Though I'm too lazy to look up the data to support my claim, I'd wager that it's natural for people to desire to be seen as the Good Guy rather than the Bad Guy. Sure, maybe we enjoyed playing the Bad Guy role at the playground as we forcechoked our friends in our best Darth Vader impressions. Or maybe we watched the world burn as we played our own version of The Joker. But when it comes to real life, most of us want to be the Good Guy. The Hero. We want to be Luke Skywalker or Batman, at least until we get older and wiser and realize that the Caped Crusader might not be completely good himself.

If watching the first two seasons of Mindhunter has taught me anything, it's that everyone has the capacity to view himself as the Good Guy, especially if we think of our lives as stories.
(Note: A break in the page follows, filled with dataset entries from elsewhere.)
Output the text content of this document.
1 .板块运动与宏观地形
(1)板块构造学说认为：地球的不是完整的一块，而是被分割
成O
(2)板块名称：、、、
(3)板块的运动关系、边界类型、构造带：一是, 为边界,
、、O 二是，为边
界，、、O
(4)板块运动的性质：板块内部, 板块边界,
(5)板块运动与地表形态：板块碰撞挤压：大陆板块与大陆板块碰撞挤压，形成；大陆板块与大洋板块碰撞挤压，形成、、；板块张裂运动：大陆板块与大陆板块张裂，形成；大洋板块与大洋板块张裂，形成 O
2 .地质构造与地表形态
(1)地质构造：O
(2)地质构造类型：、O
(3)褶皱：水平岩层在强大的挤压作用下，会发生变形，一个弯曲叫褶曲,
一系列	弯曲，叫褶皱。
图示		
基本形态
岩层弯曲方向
Few of us enjoy the prospect of being a Villain, but I think most of us look at the Hero/Villain situation in a lens far too black and white. We don't have to be either/or. We can be both in different situations and contexts, and sometimes it's actually necessary to be a Villain.
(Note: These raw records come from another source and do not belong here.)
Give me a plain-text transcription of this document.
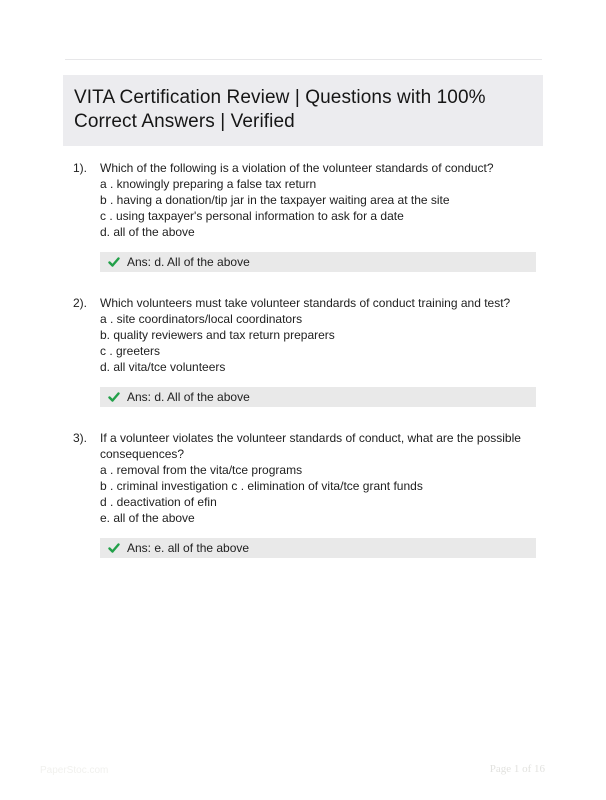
VITA Certification Review | Questions with 100% Correct Answers | Verified
1).	Which of the following is a violation of the volunteer standards of conduct?
a . knowingly preparing a false tax return
b . having a donation/tip jar in the taxpayer waiting area at the site
c . using taxpayer's personal information to ask for a date
d. all of the above
Ans: d. All of the above
2).	Which volunteers must take volunteer standards of conduct training and test?
a . site coordinators/local coordinators
b. quality reviewers and tax return preparers
c . greeters
d. all vita/tce volunteers
Ans: d. All of the above
3).	If a volunteer violates the volunteer standards of conduct, what are the possible consequences?
a . removal from the vita/tce programs
b . criminal investigation c . elimination of vita/tce grant funds
d . deactivation of efin
e. all of the above
Ans: e. all of the above
PaperStoc.com	Page 1 of 16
Sometimes being the Villain to one party allows you to be the Hero to another. Christian Laettner knew this to be true. During his four years at Duke, the center-power forward was no stranger to getting under opponents' skin, often resulting in fisticuffs.
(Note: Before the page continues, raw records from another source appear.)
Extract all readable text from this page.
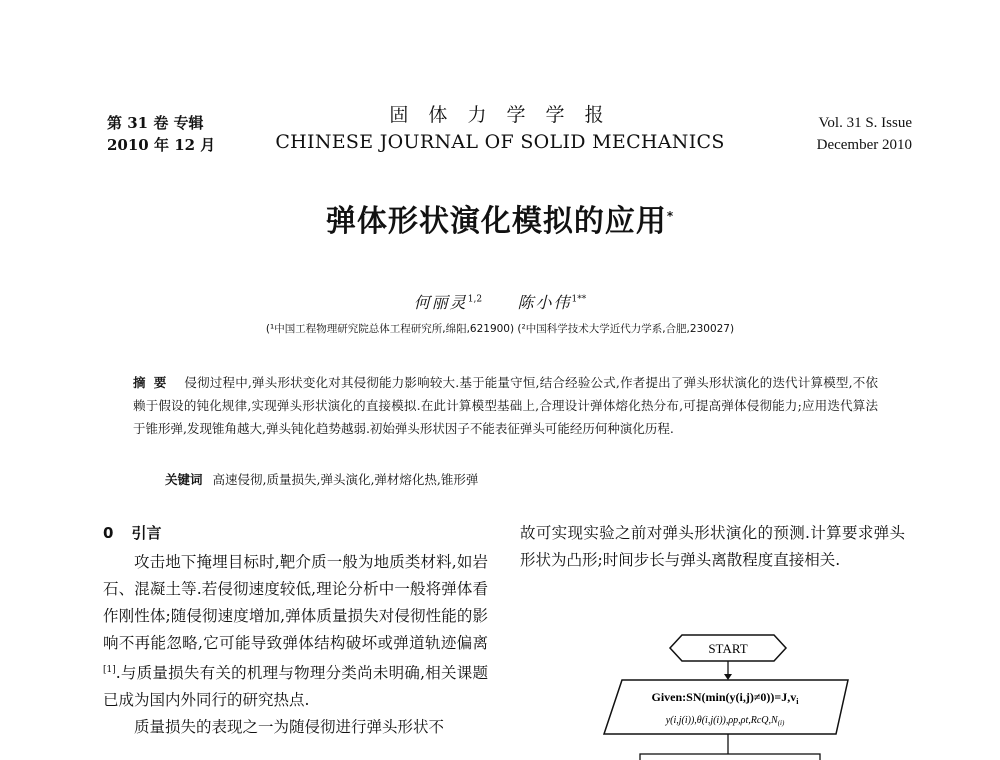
第 31 卷 专辑
2010 年 12 月
固 体 力 学 学 报
CHINESE JOURNAL OF SOLID MECHANICS
Vol. 31 S. Issue
December 2010
弹体形状演化模拟的应用*
何丽灵$^{1,2}$ 陈小伟$^{1**}$
(¹中国工程物理研究院总体工程研究所,绵阳,621900) (²中国科学技术大学近代力学系,合肥,230027)
摘要 侵彻过程中,弹头形状变化对其侵彻能力影响较大.基于能量守恒,结合经验公式,作者提出了弹头形状演化的迭代计算模型,不依赖于假设的钝化规律,实现弹头形状演化的直接模拟.在此计算模型基础上,合理设计弹体熔化热分布,可提高弹体侵彻能力;应用迭代算法于锥形弹,发现锥角越大,弹头钝化趋势越弱.初始弹头形状因子不能表征弹头可能经历何种演化历程.
关键词 高速侵彻,质量损失,弹头演化,弹材熔化热,锥形弹
0 引言

攻击地下掩埋目标时,靶介质一般为地质类材料,如岩石、混凝土等.若侵彻速度较低,理论分析中一般将弹体看作刚性体;随侵彻速度增加,弹体质量损失对侵彻性能的影响不再能忽略,它可能导致弹体结构破坏或弹道轨迹偏离[1].与质量损失有关的机理与物理分类尚未明确,相关课题已成为国内外同行的研究热点.

质量损失的表现之一为随侵彻进行弹头形状不

故可实现实验之前对弹头形状演化的预测.计算要求弹头形状为凸形;时间步长与弹头离散程度直接相关.

START
$Given:SN(\min(y(i,j)\ne 0))=J,v_i$
$y(i,j(i)),\theta(i,j(i)),\rho p,\rho t,RcQ,N_{(i)}$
Two boxers Christian Laettner vs. Aminu Timberlake, March 28, 1992 – Photo credit:

If Laettner wasn't on your team, you had plenty of reason to hate him, because he'd most likely humbled your team if their paths ever crossed. But even Laettner's teammates had reason to hate him, as he was known to antagonize and bully them in his own way, which made him a momentary Villain. But Laettner again became their Hero after he'd helped them to elevate to their next level. The Cameron Crazies always saw Laettner as a Hero, as he led his team to four straight NCAA Final Four appearances, twice walking away with the NCAA championship.

Perhaps most of us cling to a no-Villain mentality because it's simply easier. The challenge in embracing our own Villain is that we are then burdened with the responsibility of determining whether we are being the Villain at the right time to the right people. Sometime it's obvious. For instance, who doesn't want to be seen as the Villain by his competition in the professional world? But what if you finally step up to that certain family member who consistently oversteps the boundaries you've asked him or her to respect on numerous occasions? When you do so, you run the risk of being branded a Villain. But should you really care if you're being your own Hero for once? After all, you can't really control whether someone else labels you the Bad Guy or the Villain. Sometimes the other person's rigid rules and opinions doom you to such a designation.

Maybe that's the point Luke Skywalker was trying to make when he was explaining to Rey why he'd given up on his Jedi ideology. (But who really knows with that mess of a movie).

I can understand why someone would seek never to be the Villain. It's not always a fun role to play. But sometimes by refusing to do so, we run the risk of becoming our own Villain as we put ourselves on the backburner. And there are few things worse than being your own Villain.